The course teaches a a lot of information and explains everything from a beginners POV which is great. I only have 2 issues with this course, the use of proprietary software instead of all open source software and NO CONTINUED SUPPORT for about 3 years since the course has been out. Either update the specialization or cancel it.

교육 기관: Paulius J

2020년 7월 27일

Wanted a course on ML. Could not find anything except this. Therefore decided to take it. However not so sure Turi Create/Graphlab is the best option (had installing issues as a Python beginer). Was it worth to use it instead of Scikit learn? Also I would expect closer connection between quiz tasks and study material.

교육 기관: Salvador V M

2017년 11월 4일

Good for start in machine learning concepts. Good because they use Jupyter Notebook an python (they use python 2, it would be better 3). But I don't like much the graphlab library for data frames.
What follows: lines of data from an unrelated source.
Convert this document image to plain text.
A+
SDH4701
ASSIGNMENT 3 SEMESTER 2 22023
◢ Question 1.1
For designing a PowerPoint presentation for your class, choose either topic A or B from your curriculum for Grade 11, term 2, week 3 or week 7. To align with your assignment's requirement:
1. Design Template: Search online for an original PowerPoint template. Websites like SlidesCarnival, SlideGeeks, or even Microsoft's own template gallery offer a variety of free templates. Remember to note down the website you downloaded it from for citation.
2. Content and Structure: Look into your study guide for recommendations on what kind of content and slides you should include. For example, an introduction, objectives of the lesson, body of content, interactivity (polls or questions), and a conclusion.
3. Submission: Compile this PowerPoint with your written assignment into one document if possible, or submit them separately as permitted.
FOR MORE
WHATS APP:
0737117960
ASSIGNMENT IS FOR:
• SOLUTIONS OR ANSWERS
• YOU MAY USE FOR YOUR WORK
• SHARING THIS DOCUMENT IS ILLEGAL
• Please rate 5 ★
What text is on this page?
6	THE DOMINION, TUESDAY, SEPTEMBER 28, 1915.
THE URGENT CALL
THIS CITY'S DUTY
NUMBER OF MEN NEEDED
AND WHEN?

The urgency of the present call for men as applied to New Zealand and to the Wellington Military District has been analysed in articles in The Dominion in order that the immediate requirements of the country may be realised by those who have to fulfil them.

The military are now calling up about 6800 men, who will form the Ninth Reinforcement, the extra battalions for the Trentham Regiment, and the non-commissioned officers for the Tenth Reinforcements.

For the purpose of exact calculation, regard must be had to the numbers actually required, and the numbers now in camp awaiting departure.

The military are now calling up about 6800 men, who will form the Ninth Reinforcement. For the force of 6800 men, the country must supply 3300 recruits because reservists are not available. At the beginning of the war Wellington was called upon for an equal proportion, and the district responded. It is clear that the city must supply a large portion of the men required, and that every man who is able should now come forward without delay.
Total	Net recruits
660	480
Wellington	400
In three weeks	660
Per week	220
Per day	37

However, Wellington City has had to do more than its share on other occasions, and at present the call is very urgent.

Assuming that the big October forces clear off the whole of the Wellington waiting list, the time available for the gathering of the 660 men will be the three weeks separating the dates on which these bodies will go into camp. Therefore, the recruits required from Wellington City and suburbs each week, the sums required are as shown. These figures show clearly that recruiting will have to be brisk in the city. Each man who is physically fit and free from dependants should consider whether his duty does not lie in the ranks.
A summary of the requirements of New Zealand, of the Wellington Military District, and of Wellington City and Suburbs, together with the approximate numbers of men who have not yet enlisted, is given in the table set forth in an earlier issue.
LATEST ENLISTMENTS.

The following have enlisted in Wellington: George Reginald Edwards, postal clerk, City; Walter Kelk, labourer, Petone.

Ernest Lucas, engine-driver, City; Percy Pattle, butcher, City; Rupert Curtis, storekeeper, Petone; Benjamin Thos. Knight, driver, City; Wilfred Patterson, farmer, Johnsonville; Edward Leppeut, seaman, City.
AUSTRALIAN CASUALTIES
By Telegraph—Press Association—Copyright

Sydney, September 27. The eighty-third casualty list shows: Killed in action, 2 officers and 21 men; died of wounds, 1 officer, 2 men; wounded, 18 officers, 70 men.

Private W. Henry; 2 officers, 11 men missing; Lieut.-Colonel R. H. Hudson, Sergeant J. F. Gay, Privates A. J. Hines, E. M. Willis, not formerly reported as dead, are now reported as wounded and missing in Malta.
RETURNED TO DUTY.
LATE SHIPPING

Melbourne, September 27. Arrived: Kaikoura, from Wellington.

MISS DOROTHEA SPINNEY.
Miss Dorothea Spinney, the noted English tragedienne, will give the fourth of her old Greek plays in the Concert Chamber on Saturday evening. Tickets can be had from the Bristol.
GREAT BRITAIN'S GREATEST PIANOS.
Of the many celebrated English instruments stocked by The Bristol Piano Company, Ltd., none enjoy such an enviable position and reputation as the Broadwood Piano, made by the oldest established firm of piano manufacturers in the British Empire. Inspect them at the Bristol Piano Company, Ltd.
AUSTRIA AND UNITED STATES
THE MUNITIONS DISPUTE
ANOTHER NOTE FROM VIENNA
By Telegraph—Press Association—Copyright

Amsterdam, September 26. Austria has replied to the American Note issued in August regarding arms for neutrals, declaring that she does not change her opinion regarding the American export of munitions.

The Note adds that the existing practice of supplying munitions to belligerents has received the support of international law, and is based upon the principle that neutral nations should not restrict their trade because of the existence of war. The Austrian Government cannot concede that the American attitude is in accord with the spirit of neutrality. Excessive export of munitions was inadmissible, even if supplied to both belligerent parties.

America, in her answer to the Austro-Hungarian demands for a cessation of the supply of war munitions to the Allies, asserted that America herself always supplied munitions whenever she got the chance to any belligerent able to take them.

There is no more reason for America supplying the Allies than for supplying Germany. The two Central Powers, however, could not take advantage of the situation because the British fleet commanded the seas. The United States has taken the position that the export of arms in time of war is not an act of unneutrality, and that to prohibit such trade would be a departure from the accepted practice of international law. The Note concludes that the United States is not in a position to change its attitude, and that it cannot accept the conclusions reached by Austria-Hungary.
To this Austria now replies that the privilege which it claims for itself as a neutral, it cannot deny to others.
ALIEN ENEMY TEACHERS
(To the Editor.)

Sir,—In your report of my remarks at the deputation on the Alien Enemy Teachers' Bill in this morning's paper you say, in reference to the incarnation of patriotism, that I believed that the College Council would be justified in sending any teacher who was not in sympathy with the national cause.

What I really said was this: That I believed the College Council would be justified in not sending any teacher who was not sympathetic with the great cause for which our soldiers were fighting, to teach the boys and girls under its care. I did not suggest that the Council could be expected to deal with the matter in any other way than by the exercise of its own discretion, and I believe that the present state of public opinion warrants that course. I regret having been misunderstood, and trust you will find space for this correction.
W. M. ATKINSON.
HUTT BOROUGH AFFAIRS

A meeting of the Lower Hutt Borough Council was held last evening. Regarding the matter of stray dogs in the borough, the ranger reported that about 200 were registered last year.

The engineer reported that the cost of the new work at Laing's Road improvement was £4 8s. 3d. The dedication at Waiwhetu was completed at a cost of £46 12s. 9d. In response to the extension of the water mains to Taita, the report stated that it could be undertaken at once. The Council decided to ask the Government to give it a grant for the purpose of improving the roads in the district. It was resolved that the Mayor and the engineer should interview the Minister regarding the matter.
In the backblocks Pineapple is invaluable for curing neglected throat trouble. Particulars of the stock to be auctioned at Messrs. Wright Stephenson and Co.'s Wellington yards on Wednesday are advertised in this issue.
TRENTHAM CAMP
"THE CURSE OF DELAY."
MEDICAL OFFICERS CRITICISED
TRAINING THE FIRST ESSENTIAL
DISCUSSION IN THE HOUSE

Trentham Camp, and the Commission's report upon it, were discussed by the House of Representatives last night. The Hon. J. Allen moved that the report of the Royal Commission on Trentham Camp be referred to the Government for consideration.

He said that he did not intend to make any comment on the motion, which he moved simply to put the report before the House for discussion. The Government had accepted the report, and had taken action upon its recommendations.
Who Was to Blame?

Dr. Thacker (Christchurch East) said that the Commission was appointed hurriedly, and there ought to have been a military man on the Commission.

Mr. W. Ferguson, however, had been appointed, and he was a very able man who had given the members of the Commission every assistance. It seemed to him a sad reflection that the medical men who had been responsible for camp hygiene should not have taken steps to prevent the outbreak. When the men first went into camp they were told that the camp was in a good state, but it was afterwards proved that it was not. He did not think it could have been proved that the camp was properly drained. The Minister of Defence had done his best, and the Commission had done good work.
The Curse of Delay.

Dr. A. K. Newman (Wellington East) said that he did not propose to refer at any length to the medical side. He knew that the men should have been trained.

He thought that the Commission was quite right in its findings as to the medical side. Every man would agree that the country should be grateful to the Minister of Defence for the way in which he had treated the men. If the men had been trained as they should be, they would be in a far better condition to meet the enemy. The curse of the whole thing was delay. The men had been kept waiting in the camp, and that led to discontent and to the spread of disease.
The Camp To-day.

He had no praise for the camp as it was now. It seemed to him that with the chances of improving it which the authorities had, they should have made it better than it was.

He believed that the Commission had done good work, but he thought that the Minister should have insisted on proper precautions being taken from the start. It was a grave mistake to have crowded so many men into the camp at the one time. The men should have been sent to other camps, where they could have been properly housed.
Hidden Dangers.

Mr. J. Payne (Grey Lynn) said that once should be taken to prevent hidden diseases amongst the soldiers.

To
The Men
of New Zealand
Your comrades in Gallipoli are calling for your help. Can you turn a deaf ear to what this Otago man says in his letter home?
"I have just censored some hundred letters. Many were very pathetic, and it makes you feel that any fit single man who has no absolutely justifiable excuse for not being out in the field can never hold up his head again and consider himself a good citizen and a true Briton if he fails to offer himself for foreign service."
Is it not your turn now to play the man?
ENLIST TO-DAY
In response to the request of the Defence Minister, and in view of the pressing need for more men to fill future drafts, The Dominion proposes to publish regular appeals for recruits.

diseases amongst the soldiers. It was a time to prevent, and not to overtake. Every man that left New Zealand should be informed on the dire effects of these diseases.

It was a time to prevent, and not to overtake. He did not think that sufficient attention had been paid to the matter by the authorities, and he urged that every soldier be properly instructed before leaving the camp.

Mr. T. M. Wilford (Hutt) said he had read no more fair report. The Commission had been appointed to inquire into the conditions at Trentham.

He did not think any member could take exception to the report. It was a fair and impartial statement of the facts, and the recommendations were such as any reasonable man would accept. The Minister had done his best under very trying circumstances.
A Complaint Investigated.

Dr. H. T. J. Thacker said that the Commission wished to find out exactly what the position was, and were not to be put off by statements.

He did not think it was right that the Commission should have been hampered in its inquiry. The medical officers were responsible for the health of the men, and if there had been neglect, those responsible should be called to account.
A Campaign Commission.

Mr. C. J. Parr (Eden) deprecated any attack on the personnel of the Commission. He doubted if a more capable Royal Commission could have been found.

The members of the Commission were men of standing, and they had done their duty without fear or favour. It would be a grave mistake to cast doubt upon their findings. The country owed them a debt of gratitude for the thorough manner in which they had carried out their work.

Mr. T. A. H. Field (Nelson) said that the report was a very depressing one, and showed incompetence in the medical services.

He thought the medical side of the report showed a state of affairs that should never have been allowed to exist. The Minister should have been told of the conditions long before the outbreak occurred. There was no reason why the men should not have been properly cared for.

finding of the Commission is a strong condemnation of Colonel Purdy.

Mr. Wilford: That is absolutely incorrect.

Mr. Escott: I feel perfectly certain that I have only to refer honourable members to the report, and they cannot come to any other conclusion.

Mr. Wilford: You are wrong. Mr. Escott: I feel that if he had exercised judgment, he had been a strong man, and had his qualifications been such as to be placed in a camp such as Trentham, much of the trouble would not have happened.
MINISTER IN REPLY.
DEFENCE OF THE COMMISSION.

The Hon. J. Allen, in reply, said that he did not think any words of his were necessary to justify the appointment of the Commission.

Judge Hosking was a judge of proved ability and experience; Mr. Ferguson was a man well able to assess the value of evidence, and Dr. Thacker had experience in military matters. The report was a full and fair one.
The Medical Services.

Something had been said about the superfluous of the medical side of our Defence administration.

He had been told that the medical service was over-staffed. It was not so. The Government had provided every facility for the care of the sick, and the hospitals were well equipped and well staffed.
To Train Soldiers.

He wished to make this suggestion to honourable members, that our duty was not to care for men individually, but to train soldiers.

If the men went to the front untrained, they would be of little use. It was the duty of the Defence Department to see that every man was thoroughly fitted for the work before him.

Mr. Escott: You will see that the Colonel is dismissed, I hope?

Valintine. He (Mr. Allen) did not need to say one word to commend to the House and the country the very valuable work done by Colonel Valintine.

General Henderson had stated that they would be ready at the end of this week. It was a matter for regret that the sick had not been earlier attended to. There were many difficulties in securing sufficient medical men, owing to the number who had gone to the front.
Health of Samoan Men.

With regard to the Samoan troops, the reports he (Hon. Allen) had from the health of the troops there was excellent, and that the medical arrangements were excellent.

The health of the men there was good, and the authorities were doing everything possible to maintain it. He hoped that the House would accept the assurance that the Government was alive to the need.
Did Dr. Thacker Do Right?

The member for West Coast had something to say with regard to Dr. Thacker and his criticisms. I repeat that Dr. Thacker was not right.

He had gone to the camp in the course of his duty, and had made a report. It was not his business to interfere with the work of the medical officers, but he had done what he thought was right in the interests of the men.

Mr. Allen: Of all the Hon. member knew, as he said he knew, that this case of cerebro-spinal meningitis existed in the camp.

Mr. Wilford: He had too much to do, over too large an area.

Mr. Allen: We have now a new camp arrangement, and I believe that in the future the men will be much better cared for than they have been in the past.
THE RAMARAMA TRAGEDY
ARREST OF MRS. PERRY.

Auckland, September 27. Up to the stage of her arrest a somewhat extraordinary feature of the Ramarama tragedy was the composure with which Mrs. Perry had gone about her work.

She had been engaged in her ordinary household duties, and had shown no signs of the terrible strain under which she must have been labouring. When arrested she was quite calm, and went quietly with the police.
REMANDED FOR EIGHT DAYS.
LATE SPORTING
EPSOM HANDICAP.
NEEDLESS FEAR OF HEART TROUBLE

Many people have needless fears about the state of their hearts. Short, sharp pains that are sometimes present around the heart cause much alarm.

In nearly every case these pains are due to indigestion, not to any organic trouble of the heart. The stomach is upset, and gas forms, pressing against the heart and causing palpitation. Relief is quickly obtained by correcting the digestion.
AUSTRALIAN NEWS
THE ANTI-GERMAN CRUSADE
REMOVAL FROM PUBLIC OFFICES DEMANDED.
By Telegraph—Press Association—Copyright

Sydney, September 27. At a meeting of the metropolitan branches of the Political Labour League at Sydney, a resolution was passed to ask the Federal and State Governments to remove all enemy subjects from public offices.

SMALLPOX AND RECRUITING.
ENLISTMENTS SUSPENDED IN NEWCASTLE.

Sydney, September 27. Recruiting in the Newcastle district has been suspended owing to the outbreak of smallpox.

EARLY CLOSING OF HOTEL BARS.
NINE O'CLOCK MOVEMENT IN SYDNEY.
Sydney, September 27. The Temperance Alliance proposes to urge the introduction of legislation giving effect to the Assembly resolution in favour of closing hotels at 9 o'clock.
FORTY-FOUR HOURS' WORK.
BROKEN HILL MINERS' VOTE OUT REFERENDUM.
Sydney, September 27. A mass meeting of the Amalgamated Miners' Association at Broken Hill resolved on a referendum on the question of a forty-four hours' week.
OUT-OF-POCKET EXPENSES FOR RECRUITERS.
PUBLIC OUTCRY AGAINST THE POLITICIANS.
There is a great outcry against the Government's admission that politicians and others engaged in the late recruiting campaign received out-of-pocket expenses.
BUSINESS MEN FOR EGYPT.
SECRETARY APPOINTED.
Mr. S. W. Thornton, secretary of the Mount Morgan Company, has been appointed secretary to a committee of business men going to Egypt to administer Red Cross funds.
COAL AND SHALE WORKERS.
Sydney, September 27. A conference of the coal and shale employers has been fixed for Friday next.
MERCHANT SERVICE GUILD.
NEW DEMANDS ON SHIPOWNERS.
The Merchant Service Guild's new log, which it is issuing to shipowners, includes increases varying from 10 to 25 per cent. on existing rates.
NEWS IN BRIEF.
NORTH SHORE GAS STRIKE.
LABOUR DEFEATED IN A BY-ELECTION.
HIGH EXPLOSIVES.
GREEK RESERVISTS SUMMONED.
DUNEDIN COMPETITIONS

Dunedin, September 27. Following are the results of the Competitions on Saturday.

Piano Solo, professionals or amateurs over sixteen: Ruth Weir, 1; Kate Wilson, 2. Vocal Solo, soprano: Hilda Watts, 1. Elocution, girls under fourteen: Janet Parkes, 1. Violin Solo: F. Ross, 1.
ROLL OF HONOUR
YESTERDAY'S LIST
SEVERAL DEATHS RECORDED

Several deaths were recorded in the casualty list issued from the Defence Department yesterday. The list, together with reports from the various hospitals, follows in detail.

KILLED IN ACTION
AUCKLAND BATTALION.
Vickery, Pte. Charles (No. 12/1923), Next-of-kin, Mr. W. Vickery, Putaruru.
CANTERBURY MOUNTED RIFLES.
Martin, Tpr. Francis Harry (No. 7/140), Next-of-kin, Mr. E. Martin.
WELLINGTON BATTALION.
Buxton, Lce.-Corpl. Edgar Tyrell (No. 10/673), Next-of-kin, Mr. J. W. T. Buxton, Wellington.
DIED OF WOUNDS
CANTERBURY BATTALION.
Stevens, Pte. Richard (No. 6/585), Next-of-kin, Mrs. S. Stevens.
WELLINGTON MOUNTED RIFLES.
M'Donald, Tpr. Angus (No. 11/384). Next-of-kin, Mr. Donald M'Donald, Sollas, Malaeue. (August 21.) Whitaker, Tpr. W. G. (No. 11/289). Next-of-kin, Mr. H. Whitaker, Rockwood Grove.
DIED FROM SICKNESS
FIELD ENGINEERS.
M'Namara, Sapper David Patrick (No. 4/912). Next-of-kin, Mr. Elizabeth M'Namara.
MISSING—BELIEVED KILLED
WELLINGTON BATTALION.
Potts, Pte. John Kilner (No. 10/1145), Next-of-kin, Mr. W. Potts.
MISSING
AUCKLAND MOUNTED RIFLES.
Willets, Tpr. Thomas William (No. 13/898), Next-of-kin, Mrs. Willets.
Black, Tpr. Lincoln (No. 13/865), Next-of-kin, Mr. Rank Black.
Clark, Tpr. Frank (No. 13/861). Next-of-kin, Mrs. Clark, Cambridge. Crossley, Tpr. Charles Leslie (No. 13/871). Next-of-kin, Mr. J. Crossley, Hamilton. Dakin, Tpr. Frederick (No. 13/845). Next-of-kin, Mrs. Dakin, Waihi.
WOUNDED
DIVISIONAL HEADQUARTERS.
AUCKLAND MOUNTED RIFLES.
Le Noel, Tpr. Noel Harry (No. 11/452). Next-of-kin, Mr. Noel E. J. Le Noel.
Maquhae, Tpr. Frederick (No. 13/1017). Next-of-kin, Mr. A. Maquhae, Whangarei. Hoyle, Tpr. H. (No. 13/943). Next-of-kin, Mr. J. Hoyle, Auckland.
And also the quizzes are a bit difficult. You have no the whole information in the documentation to solve them.

교육 기관: Romain R

2017년 4월 10일

The content is really good, well explained=> 5 stars, nothing to add.

Why the 3 stars then ? Graphlab. If you use the pydata stack, as it is said to be possible in every assignments, you get stuck on the quizz due to variations on data and the algorithm used, so you can't really get quite the same answers.